# Passed 5th gup test



## matt.m (Dec 14, 2006)

This evening before hapkido school began I found out that I had passed my green belt test for hapkido.  What a relief, my dobok was drenched and had to be wrung out after the exam.

Next wed. I test for 4th gup - blue in tae kwon do.  Back to studies.


----------



## terryl965 (Dec 14, 2006)

Great news Matt congrats


----------



## Drac (Dec 15, 2006)

Congrats Matt...


----------



## ajs1976 (Dec 15, 2006)

Congrats.


----------



## bydand (Dec 15, 2006)

Congratulations!!  That is awsome.  Good luck on your upcoming test in TKD as well.


----------



## exile (Dec 15, 2006)

bydand said:


> Congratulations!!  That is awsome.  Good luck on your upcoming test in TKD as well.

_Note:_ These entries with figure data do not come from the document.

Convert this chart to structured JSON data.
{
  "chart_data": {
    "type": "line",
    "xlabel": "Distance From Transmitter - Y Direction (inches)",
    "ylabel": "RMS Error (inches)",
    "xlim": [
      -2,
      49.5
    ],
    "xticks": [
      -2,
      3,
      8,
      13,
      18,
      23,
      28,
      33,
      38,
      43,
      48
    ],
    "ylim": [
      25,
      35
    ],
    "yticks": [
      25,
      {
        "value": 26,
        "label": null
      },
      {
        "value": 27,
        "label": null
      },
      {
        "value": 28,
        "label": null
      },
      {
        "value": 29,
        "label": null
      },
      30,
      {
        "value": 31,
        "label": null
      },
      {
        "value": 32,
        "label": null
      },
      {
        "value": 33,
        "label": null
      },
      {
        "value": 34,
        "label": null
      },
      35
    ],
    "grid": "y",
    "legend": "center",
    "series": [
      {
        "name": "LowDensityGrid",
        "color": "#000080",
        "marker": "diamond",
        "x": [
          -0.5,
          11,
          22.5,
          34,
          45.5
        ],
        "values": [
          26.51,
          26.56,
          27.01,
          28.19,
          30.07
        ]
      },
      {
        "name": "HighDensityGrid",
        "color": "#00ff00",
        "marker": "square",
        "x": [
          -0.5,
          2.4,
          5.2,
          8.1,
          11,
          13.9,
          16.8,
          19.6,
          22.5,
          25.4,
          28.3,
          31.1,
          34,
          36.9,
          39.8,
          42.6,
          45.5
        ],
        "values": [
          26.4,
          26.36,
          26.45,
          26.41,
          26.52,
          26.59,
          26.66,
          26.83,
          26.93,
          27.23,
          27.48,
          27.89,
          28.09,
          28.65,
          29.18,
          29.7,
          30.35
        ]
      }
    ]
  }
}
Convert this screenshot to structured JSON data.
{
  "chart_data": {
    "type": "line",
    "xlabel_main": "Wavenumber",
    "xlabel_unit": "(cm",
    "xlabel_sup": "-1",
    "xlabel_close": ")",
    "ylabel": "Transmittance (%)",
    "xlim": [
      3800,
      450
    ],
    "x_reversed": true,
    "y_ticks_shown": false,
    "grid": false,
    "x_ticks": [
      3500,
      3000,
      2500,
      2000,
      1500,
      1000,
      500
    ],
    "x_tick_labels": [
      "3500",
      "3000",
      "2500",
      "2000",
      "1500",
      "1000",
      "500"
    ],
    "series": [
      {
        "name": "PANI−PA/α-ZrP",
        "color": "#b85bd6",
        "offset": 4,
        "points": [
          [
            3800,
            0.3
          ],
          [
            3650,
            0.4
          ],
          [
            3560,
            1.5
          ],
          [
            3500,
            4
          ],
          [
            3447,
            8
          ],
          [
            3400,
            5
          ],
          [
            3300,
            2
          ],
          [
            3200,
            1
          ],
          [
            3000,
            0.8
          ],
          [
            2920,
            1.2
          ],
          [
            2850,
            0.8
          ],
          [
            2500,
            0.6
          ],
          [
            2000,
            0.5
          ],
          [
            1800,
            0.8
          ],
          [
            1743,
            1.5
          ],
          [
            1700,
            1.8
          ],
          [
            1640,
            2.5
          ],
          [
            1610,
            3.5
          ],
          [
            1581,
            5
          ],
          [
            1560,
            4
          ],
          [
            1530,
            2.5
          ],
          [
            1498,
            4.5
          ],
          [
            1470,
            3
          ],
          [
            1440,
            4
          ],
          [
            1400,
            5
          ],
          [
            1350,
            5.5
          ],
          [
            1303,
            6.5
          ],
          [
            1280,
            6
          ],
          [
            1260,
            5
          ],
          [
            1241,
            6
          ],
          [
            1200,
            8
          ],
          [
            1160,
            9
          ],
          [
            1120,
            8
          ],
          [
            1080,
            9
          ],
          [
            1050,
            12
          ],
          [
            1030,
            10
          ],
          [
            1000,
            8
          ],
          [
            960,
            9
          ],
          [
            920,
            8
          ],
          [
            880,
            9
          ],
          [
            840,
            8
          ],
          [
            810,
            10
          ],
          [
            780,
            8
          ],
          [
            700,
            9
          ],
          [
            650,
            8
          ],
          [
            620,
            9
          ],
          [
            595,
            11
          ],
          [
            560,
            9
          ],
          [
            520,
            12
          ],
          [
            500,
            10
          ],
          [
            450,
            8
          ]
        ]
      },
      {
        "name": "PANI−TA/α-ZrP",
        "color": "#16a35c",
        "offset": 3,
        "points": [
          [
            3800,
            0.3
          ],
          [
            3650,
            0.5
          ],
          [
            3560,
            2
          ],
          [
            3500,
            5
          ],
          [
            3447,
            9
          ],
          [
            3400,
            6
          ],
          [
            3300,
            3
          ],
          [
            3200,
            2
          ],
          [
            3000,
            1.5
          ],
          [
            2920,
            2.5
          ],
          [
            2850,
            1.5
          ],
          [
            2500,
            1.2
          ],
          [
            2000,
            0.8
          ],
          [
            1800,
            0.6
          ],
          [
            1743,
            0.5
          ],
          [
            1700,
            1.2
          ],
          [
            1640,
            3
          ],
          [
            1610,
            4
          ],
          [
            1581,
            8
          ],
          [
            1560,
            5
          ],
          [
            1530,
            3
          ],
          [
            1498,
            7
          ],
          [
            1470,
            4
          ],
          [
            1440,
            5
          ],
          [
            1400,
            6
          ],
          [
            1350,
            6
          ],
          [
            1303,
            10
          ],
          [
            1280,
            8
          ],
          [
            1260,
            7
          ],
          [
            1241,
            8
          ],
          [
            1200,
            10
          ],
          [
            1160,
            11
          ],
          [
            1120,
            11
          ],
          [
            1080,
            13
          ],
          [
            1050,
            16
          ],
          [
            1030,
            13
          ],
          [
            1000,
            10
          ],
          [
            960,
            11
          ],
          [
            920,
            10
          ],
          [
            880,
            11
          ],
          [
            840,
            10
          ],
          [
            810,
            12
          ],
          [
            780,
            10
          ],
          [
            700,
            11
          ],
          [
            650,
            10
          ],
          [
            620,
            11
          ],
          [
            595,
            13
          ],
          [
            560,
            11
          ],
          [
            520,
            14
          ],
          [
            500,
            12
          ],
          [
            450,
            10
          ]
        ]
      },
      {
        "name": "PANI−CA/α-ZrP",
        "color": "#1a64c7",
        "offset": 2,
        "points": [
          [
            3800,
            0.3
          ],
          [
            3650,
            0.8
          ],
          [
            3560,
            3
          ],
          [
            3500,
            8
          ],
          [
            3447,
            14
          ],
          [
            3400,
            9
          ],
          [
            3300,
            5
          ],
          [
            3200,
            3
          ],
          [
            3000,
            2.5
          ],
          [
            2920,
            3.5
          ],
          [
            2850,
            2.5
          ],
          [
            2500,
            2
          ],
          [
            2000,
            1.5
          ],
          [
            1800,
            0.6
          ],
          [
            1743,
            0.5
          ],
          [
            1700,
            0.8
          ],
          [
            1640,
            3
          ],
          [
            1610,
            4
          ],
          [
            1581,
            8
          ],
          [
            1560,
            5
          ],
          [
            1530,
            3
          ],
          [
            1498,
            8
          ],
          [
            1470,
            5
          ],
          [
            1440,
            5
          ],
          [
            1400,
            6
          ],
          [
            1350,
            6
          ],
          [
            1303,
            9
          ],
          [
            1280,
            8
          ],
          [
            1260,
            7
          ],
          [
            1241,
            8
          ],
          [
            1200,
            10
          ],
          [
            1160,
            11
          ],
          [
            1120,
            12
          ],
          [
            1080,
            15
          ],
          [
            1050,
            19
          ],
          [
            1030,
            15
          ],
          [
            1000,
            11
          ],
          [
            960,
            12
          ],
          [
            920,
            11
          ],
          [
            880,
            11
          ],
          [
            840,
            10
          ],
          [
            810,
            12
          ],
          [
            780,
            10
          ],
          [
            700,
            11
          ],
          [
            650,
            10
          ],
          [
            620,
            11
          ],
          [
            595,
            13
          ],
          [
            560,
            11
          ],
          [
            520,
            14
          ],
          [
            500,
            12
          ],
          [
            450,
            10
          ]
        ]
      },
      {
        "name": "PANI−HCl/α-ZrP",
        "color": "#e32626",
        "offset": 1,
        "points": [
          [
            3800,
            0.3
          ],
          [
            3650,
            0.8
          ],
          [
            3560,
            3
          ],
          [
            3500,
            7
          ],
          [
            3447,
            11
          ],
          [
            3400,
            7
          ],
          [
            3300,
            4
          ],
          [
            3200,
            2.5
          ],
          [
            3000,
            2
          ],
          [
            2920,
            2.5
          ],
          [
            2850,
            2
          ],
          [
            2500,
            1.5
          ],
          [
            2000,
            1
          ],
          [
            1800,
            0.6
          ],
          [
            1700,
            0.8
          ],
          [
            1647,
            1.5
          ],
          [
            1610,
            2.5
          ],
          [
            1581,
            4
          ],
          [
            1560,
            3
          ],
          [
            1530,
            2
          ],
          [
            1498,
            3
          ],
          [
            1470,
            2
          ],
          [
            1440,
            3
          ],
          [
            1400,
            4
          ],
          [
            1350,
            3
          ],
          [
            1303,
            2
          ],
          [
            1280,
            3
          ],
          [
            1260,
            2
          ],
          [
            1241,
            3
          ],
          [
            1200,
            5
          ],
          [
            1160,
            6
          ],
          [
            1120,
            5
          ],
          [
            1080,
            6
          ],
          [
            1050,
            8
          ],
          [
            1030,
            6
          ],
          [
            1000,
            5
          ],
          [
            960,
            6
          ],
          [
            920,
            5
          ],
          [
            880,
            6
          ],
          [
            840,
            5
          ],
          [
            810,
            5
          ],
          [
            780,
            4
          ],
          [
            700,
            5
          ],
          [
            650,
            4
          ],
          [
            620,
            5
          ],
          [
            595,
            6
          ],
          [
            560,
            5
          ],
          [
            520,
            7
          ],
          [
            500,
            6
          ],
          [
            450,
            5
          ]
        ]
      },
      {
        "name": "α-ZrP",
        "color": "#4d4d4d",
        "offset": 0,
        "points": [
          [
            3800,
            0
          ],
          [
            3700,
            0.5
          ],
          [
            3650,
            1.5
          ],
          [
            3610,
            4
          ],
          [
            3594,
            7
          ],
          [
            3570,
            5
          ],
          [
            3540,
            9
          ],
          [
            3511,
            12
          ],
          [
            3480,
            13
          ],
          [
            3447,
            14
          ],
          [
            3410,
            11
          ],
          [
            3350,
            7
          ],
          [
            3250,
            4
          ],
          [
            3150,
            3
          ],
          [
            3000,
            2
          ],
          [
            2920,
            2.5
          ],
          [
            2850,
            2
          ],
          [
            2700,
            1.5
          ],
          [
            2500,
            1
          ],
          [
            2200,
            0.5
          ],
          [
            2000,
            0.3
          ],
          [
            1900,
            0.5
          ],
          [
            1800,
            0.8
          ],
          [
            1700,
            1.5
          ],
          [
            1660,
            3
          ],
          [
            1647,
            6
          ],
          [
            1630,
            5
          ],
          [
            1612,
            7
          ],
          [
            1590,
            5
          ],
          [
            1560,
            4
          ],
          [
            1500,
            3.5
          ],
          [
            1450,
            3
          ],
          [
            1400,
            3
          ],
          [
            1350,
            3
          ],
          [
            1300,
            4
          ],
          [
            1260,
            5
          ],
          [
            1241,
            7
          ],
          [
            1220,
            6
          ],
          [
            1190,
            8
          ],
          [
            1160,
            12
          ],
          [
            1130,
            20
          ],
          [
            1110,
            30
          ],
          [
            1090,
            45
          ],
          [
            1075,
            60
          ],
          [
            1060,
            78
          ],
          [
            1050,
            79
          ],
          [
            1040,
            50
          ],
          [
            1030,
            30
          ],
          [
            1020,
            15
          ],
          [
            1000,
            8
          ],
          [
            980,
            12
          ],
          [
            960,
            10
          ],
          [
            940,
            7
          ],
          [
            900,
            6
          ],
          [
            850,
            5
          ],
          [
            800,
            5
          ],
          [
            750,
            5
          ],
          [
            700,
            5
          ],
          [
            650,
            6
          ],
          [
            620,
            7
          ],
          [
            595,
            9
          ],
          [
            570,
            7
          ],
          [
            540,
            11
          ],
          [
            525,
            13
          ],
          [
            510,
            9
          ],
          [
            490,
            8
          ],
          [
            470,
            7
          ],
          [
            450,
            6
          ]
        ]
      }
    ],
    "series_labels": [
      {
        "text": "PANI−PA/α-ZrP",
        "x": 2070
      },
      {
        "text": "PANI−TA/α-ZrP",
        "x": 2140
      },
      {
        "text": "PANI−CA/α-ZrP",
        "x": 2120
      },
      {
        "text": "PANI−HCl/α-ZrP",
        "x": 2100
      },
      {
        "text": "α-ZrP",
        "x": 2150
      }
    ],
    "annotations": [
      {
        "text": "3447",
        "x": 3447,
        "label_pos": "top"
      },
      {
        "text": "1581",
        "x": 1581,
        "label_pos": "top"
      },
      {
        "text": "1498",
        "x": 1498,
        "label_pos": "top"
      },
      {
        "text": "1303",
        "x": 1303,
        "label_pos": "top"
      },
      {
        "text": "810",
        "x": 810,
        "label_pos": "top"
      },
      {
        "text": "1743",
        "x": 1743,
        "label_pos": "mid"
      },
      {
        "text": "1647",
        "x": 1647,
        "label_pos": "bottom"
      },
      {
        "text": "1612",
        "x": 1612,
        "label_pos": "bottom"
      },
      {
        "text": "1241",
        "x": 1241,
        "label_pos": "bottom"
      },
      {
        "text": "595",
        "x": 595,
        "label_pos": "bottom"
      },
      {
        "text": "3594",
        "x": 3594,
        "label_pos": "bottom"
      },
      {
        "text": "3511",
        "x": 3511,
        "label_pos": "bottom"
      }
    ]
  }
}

Ditto... no, _two_ dittos! :wink1:


----------



## Kacey (Dec 15, 2006)

Woohoo!  That's great!  Congratulations!  :highfive:


----------



## crushing (Dec 15, 2006)

Sounds like you are kickin' it.  Congrats!!!!


----------



## Jade Tigress (Dec 15, 2006)

WooHoo! Way to Go!!!

artyon:artyon:

:asian: :asian: :asian:
​


----------



## Brian R. VanCise (Dec 15, 2006)

Congratulations and keep going!


----------